Duta Besar RI untuk Filipina Letjen Leo
Lapoulisa baru bertugas selama delapan bulan ketika tiba-tiba Pemerintah
Filipina meminta agar Pemerintah RI menarik kembali dubesnya tersebut.
Presiden Filipina Ferdinand E Marcos
mengemukakan pernyataan persona nongrata (rasa tidak senang dalam
tradisi diplomatik) atas pernyataan Leo Lapoulisa dalam surat kabar
Bulletine Today Filipina, April 1982.
Leo Lapoulisa mengemukakan bahwa untuk
memelihara persaudaraan dan kekerabatan antarnegara ASEAN, kiranya
Pemerintah Filipina melepaskan saja klaimnya atas Sabah.
Pernyataan Leo ini sungguh-sungguh membuat Marcos marah dan saat itu
juga Marcos meminta Departemen Luar Negeri Filipina mengeluarkan surat
pernyataan persona nongrata yang meminta Leo Lapoulisa segera
meninggalkan Filipina dalam waktu 1 x 24 jam. Demi persahabatan dan
hubungan baik dengan Filipina, Jakarta terpaksa menarik kembali Leo
Lapoulisa.
Filipina sesungguhnya sampai hari ini belum mengeluarkan pernyataan resmi melepaskan klaimnya atas Sabah,
suatu wilayah subur dan indah di timur laut Kalimantan.

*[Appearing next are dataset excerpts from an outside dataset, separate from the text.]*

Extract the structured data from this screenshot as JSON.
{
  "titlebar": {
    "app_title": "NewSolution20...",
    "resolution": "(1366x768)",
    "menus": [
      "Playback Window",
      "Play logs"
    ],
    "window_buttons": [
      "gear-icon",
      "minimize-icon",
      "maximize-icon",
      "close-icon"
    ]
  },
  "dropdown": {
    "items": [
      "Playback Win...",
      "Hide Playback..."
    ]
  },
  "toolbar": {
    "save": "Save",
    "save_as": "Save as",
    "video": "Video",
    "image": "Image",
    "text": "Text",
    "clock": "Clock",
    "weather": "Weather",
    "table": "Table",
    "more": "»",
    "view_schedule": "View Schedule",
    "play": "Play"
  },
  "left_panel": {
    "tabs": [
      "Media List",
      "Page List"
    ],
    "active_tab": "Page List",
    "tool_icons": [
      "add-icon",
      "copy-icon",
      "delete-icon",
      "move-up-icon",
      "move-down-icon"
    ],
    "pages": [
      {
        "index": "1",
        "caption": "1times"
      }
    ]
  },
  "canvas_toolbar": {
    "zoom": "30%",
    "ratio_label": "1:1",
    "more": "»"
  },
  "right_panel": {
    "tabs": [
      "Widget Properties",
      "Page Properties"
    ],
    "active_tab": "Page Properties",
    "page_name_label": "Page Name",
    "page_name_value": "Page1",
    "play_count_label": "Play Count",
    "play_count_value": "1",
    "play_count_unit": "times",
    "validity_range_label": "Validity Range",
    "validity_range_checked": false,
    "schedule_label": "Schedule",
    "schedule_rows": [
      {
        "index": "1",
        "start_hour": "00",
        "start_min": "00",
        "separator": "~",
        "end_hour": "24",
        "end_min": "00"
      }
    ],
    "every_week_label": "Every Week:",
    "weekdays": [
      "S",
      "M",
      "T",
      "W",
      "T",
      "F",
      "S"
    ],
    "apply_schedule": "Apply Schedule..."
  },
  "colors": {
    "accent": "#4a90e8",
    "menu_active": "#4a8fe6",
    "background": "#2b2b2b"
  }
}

Filipina
beranggapan, wilayah itu adalah wilayah nenek moyang mereka dan sudah
ditempati turun-temurun Keluarga Sultan Sulu hingga Pemerintahan Federal
Kerajaan Malaysia mengusir mereka. Karena itu, Filipina tidak akan
melepaskan klaim yang berdasarkan sejarah tersebut sampai sekarang
sekalipun pemerintah Benigno Aquino III meminta para penyusup bersenjata
ke Sabah tersebut untuk menyerah.
Adalah sangat memprihatinkan sesungguhnya
ketika Malaysia dengan emosional melakukan pengepungan bersenjata untuk
mengusir para penyusup dengan paksa sehingga menewaskan 14 penyusup
(Kompas, 2/3), disusul penyerangan lima polisi Malaysia (Kompas, 4/2).

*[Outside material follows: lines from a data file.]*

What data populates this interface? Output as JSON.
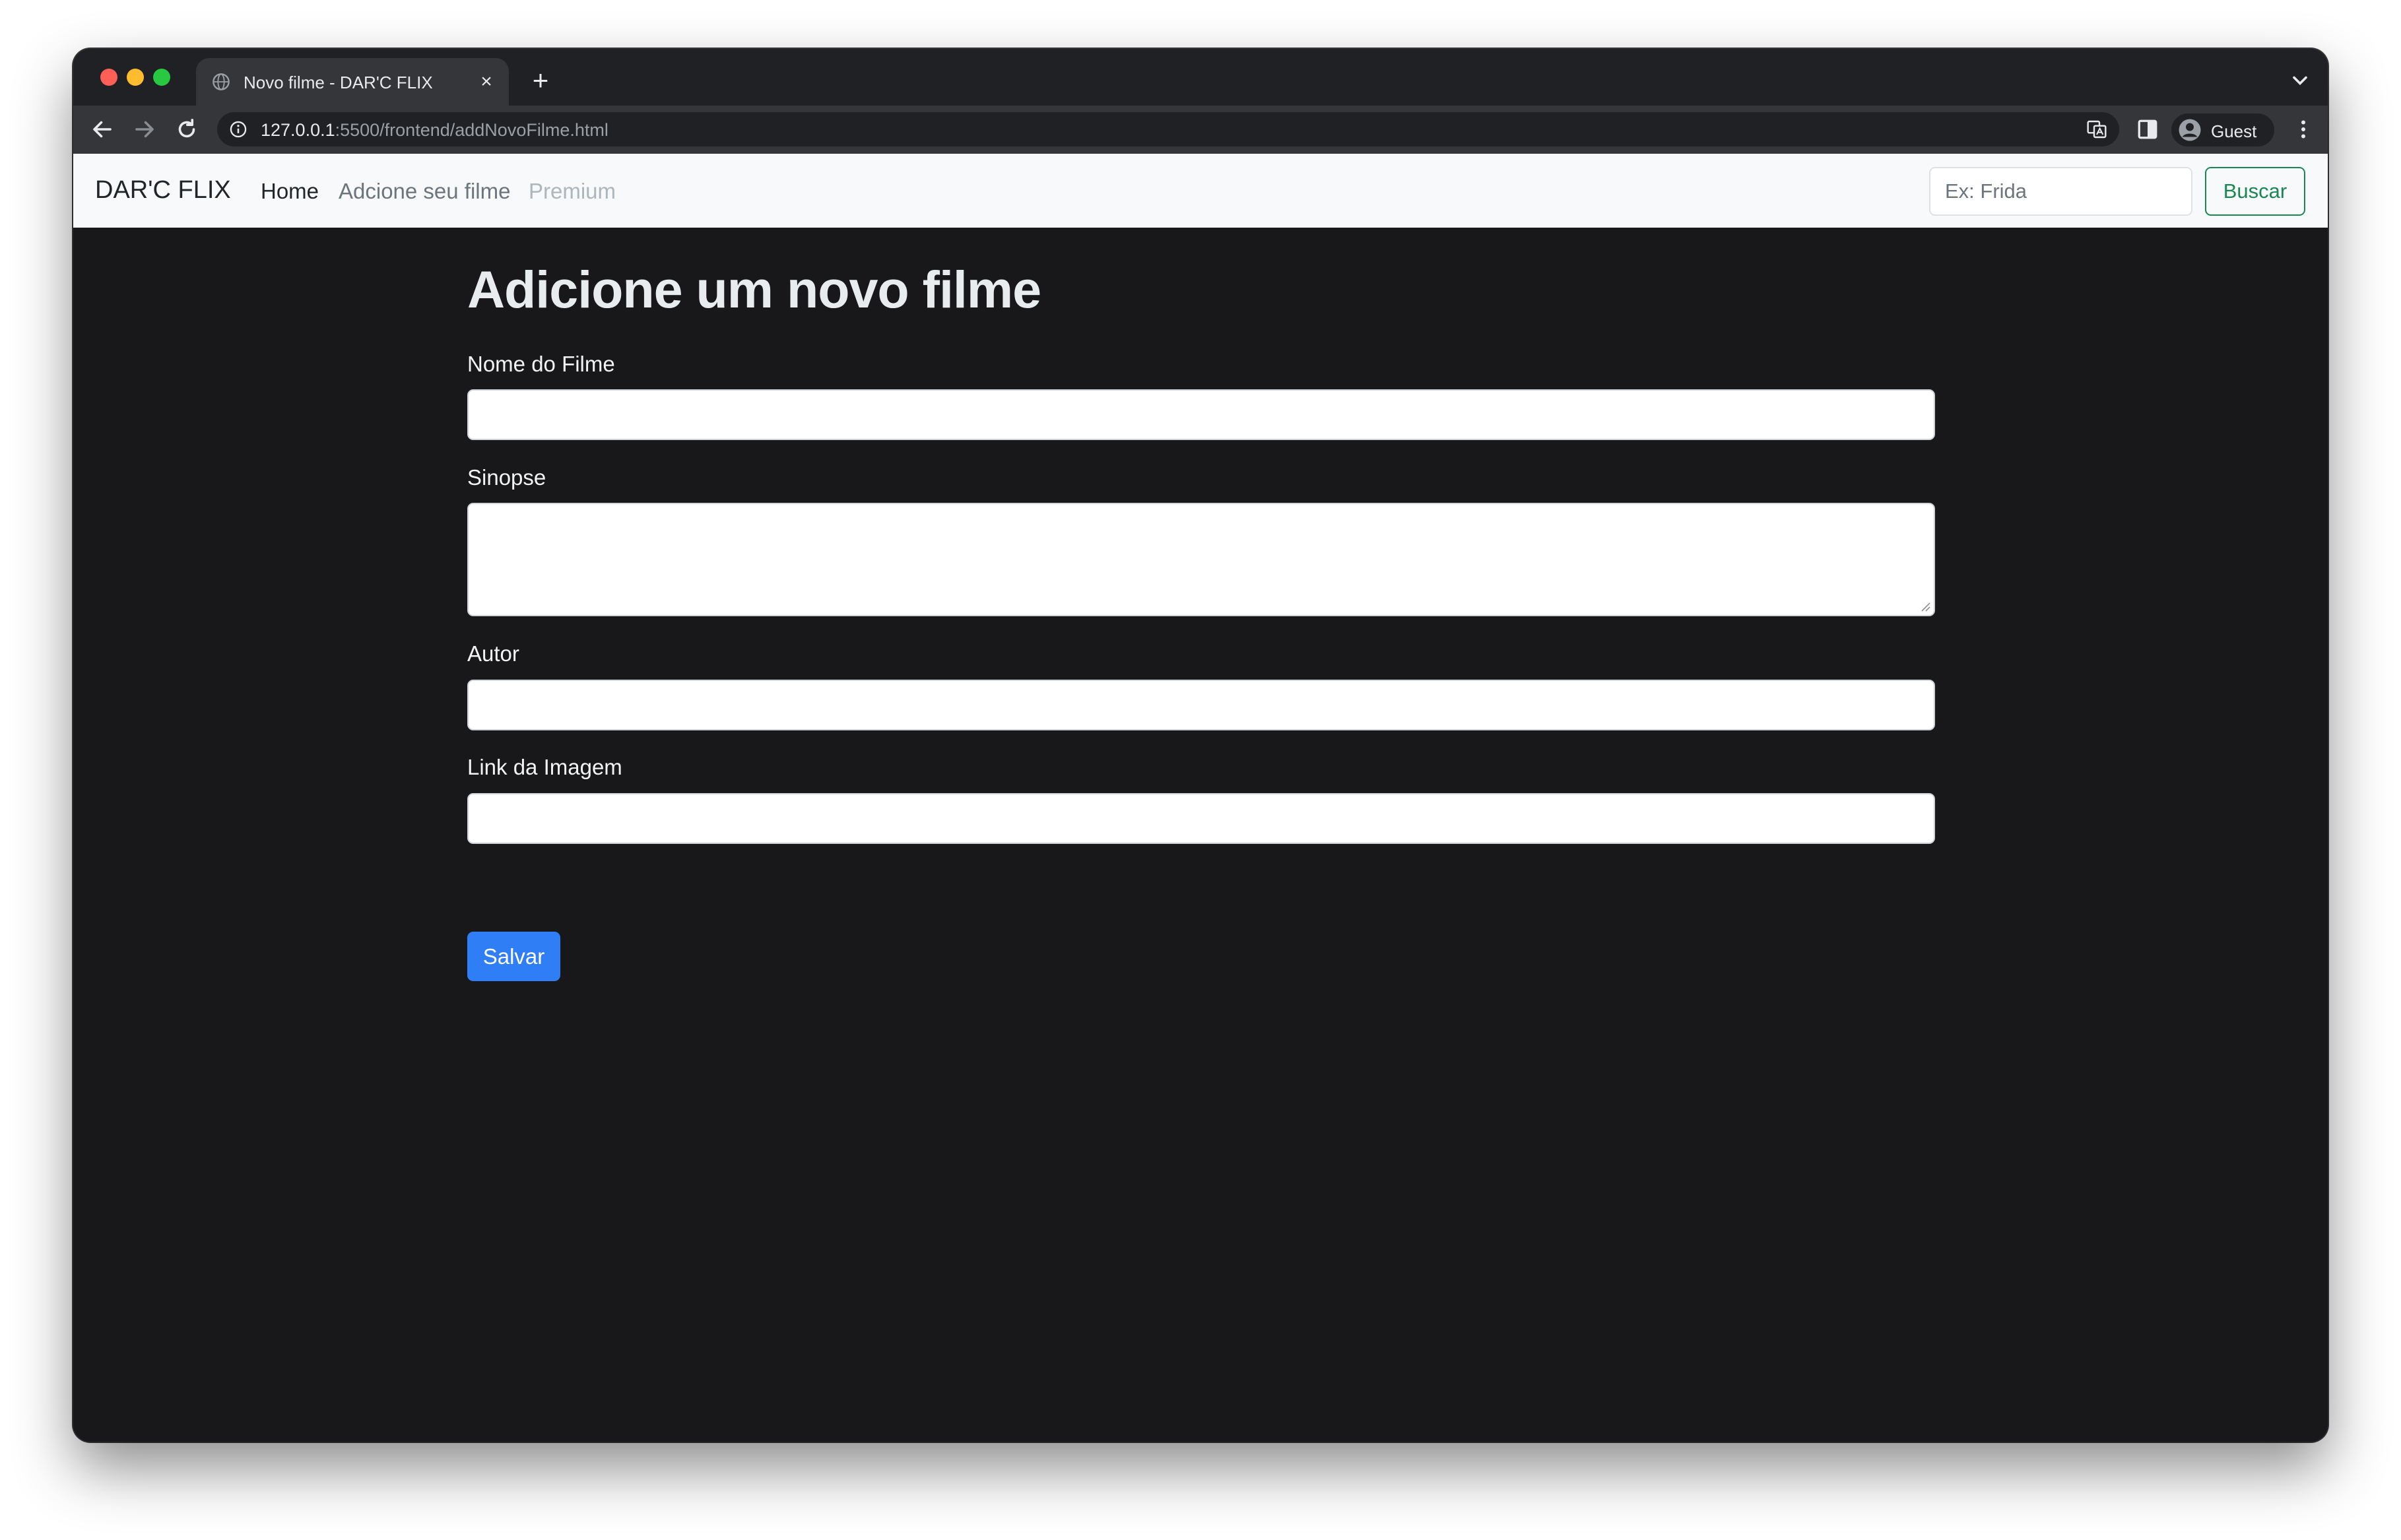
{
  "browser": {
    "tab": {
      "title": "Novo filme - DAR'C FLIX",
      "close_glyph": "×"
    },
    "new_tab_glyph": "+",
    "address": {
      "host": "127.0.0.1",
      "path": ":5500/frontend/addNovoFilme.html"
    },
    "profile": {
      "label": "Guest"
    },
    "icons": [
      "globe-icon",
      "chevron-down-icon",
      "back-arrow-icon",
      "forward-arrow-icon",
      "reload-icon",
      "info-icon",
      "translate-icon",
      "side-panel-icon",
      "avatar-icon",
      "kebab-menu-icon"
    ]
  },
  "navbar": {
    "brand": "DAR'C FLIX",
    "links": {
      "home": "Home",
      "add": "Adcione seu filme",
      "premium": "Premium"
    },
    "search": {
      "placeholder": "Ex: Frida",
      "value": "",
      "button": "Buscar"
    }
  },
  "form": {
    "title": "Adicione um novo filme",
    "fields": {
      "name": {
        "label": "Nome do Filme",
        "value": ""
      },
      "synopsis": {
        "label": "Sinopse",
        "value": ""
      },
      "author": {
        "label": "Autor",
        "value": ""
      },
      "image_link": {
        "label": "Link da Imagem",
        "value": ""
      }
    },
    "submit": "Salvar"
  },
  "colors": {
    "page_background": "#18181b",
    "navbar_background": "#f8f9fa",
    "search_button": "#198754",
    "save_button": "#2f7ef5"
  }
}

Insiden ini sesungguhnya memang cukup sulit penyelesaiannya karena
sampai hari ini Filipina masih mengklaim Sabah adalah wilayah integral
mereka.
Malaysia tentu saja tidak akan meminta
bantuan Filipina untuk mendeportasi warga mereka. Bahkan, terkesan saran
yang dilontarkan Presiden Aquino III setengah hati, tidak menunjukkan
gelagat diplomatik yang serius. Negara-negara ASEAN lain juga tidak
berani mengemukakan pernyataan penyelesaian karena wilayah ini sungguh
merupakan wilayah yang sangat sensitif bagi kedua negara, bahkan wilayah
panas bagi mereka berdua.
Batas Klaim Sejarah
Sebagai orang Maluku, kita tidak paham
pernyataan yang dikemukakan Leo Lapoulisa di Bulletine Today tersebut
meskipun menyangkut klaim unilateral yang dilakukan para raja atau
dinasti berdasar klaim sejarah. Apa yang diklaim Belanda ketika memegang
koloni di Indonesia adalah berdasarkan penetapan unilateral yang
dilakukan raja-raja Nusantara. Sebagai contoh, Belanda mengklaim wilayah
Papua Barat karena hal itu berdasarkan penetapan secara unilateral yang
dilakukan Sultan Ternate.
Ketika Belanda datang sebagai penguasa
koloni, ditetapkanlah seluruh Kepulauan Maluku, termasuk wilayah Papua
Barat, sebagai batas wilayah kekuasaan Sultan Ternate. Sebagian wilayah
itu sesungguhnya sudah dimasuki Inggris dari timur (Papua Niugini) dan
dari selatan (Australia), tetapi Belanda tetap bertahan berdasarkan
patok-patok yang ditetapkan Sultan Ternate. Atas dasar itulah, Belanda
dan Inggris melakukan perjanjian di Den Haag dan menetapkan
wilayah-wilayah batas yang mereka klaim masing-masing, dan Belanda tetap
mempertahankan semua batas-batas wilayah yang ditetapkan Sultan Ternate
secara unilateral.
Inggris mengakui klaim Belanda berdasar
patok sejarah yang diletakkan Sultan Ternate dan menarik seluruh wilayah
koloninya di Papua Barat. Contoh sama dilakukan klaim oleh unilateral
yang dilakukan Sultan Bulungan di Kalimantan yang dijadikan dasar pada
Perjanjian London yang melahirkan Konvensi London 1893 antara Belanda
dan Inggris yang menjadi landasan perbatasan Kalimantan sekarang.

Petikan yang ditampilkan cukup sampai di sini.